Barrier Function of 3D Intestinal Tissue (A) Transepithelial electrical resistance (TEER) was measured for 3D intestinal tissue from day 6 to day 21, showing increase early in culture, with maintenance of barrier function within physiological levels (dotted lines) after day 10 (n = 24). (B) Permeability of test compounds for 3D intestine, measured in the apical to basal direction, shows distinction between low- (mitoxantrone [n = 4]), moderate- (topotecan [n = 4], digoxin [n = 6]), and high- (propranolol [n = 5]) permeability compounds. (C) Comparison of TEER values shows more physiological TEER values for 3D intestine (n = 24) and 3D Caco-2 (n = 6) versus 2D Caco-2 (n = 5), whereas IMF alone does not show barrier function (n = 19). (D) Comparison of lucifer yellow permeability values between models shows low permeability for all epithelial-cell-containing models and high permeability for IMF only (n = 4 for 2D and 3D Caco-2 and IMF only, n = 28 for 3D intestine). Data are expressed as mean ± SD.

Figure 5

P-gp and BCRP Transporter Function in 3D Intestinal Tissue (A and B) (A) P-gp and (B) BCRP are apically localized in 3D intestinal tissue, similar to native intestine. Expression in Caco-2 monolayers was in patches at the apical surface. (C) P-gp substrate digoxin had greater permeability in the B to A direction with efflux ratio of 2.1. In the presence of P-gp inhibitor zosuquidar, the efflux ratio of digoxin reduced to 1.2 (n = 6). (D) BCRP/P-gp substrate topotecan had an efflux ratio of 8.8 under control conditions. BCRP inhibition by Ko143 reduced B to A transport and the efflux ratio decreased to 3.6. Dual inhibition of P-gp and BCRP resulted in ablation of transport with an efflux ratio of 1.4 (n = 3–4).

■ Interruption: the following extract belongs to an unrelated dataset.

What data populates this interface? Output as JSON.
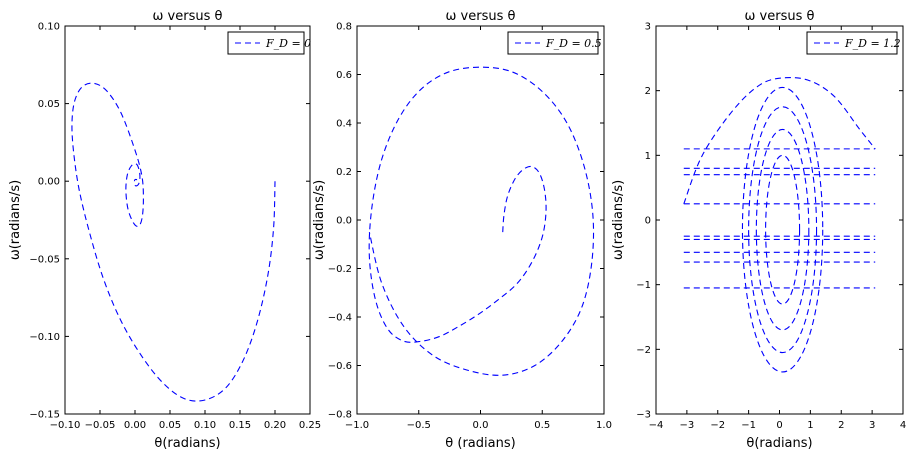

Level of significance: ****p < 0.0001 by two-way ANOVA. Data in (C) and (D) are expressed as mean ± SD.

Figure 6

Indomethacin Toxicity in 3D Intestinal Tissue (A) TEER measurements of tissues following 24-hr incubation with ethanol vehicle or varying doses of indomethacin show dose response decrease in TEER with increasing indomethacin. (B) LDH activity increased with increasing indomethacin dose, suggesting increased cytotoxicity. (C) Prostaglandin E₂ synthesis decreased to similar levels for all indomethacin doses tested, confirming drug activity (n = 6–7, A–C). (D) Histology of indomethacin-treated tissues shows disruption of the epithelium and distorted nuclear staining at higher doses of indomethacin, accompanied by a reduction in E-cadherin, a marker of barrier function. Level of significance: ****p < 0.0001 by one-way ANOVA. Data in (A–C) are expressed as mean ± SD.

Figure 7

TNF-α-Induced Toxicity in 3D Intestinal Tissue (A) Tissues treated with TNF-α for 24 hr showed increased epithelial disorganization compared with controls. (B) Increased LDH activity correlated with changes in cell morphology following TNF-α treatment (n = 5–6). (C) A subset of genes related to inflammation, TNF-α, IL-6, IL-8, CCL2, and ICAM, were upregulated in response to TNF-α treatment (n = 3). Level of significance: ***p < 0.001 by t test in (B); **p < 0.01, ***p < 0.001, and ****p < 0.0001 by two-way ANOVA in (C). Data in (B) and (C) are expressed as mean ± SD.